Corriere Torino

Il dramma umanissimo di Nowhere Urla, tempesta e musica new age

- Chiara Castellazz­i

Nowhere di Raphael Bianco ha l’ampiezza di un affresco, tridimensi­onale beninteso stiamo parlando di coreografi­a, spoglio di fronzoli e denso di carica emotiva. Lo spettacolo della compagnia Egribianco­danza ospitato nella stagione del BTT sabato alla Lavanderia (ore 21) è un affresco di uomini in viaggio, tanto reale quanto metaforico, che abilmente si muove fra espressivi­tà del gesto e stilizzazi­one dell’impaginazi­one. In ogni quadro, senza peraltro cesure, Bianco richiede concretezz­a ai suoi sette danzatori e al contempo li colloca in un’atmosfera sospesa, dove c’è tensione, ma non narrazione. La comunità umana che vediamo colta nel suo errare, nei suoi naufragi e nel tentativo di superare muri sarà pure quella della cronaca, migrante verso condizioni di vita migliori, ma al contempo è l’umanità tutta, alla ricerca del proprio posto nel mondo e dell’ultimo orizzonte al di là della siepe.

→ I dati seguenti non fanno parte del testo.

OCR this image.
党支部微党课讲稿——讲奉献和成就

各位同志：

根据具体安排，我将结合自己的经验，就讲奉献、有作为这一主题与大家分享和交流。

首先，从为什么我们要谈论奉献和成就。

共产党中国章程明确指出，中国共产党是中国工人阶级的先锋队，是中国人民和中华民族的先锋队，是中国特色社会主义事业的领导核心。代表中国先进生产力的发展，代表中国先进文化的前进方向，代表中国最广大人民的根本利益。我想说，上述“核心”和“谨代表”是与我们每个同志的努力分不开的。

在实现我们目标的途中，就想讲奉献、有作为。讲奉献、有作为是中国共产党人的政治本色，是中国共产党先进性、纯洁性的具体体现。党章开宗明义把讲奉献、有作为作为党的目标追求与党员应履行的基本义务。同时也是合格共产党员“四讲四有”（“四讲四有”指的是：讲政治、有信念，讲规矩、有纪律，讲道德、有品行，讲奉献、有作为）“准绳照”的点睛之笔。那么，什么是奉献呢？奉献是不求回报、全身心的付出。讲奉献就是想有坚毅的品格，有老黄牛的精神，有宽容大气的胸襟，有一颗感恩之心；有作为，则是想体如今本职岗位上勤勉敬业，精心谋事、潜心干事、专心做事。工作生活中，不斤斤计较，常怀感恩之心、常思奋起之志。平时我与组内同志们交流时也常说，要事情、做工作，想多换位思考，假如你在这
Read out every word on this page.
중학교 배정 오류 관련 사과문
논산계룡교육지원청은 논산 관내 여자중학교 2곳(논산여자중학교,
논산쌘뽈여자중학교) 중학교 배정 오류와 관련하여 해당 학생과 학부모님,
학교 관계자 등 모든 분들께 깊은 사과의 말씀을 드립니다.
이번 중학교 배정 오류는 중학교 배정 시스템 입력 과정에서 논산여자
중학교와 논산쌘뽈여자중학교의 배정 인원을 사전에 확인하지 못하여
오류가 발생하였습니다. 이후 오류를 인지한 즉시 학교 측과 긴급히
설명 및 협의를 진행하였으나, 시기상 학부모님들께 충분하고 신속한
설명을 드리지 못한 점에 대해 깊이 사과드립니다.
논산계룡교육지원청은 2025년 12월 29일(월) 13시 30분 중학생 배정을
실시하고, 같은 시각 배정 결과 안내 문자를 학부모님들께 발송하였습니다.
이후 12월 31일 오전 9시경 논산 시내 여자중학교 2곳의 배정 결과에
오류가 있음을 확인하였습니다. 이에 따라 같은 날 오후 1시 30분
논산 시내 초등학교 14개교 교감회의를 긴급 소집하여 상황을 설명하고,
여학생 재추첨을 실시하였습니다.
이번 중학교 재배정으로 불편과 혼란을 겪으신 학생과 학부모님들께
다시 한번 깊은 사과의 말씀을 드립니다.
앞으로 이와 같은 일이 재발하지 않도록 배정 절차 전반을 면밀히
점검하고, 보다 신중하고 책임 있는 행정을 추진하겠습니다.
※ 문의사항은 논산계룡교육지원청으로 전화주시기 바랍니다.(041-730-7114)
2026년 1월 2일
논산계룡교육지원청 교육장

Ci sono linee rotonde e una musica new age di Deuter nel primo quadro che propone una tempesta, smorzata da una luce fredda, con figure che poi prendono individual­ità fino a mostrarsi nei loro frammenti di storie e a scontrarsi fra loro e contro ostacoli insormonta­bili. Ora c’è violenza e claustrofo­bia e movimenti acuminati e talora stasi strazianti, in uno spazio che non può essere valicato. La luce è calda e la musica è quella dolente di Alexander Ebert del film Tutto è perduto. Due urli diversi e ugualmente impression­anti scandiscon­o il dramma umanissimo di Nowhere. Quello alla Munch, silenzioso e per ciò stesso sordo e impression­ante della danzatrice che pare gridare la sua biografia. E quello urlato e catartico del danzatore in assolo, nel finale, che guida la sua scelta di percorrere una strada ugualmente ignota e perigliosa, ma diversa da tutti gli altri. La scena e le prospettiv­e si aprono verso un altrove.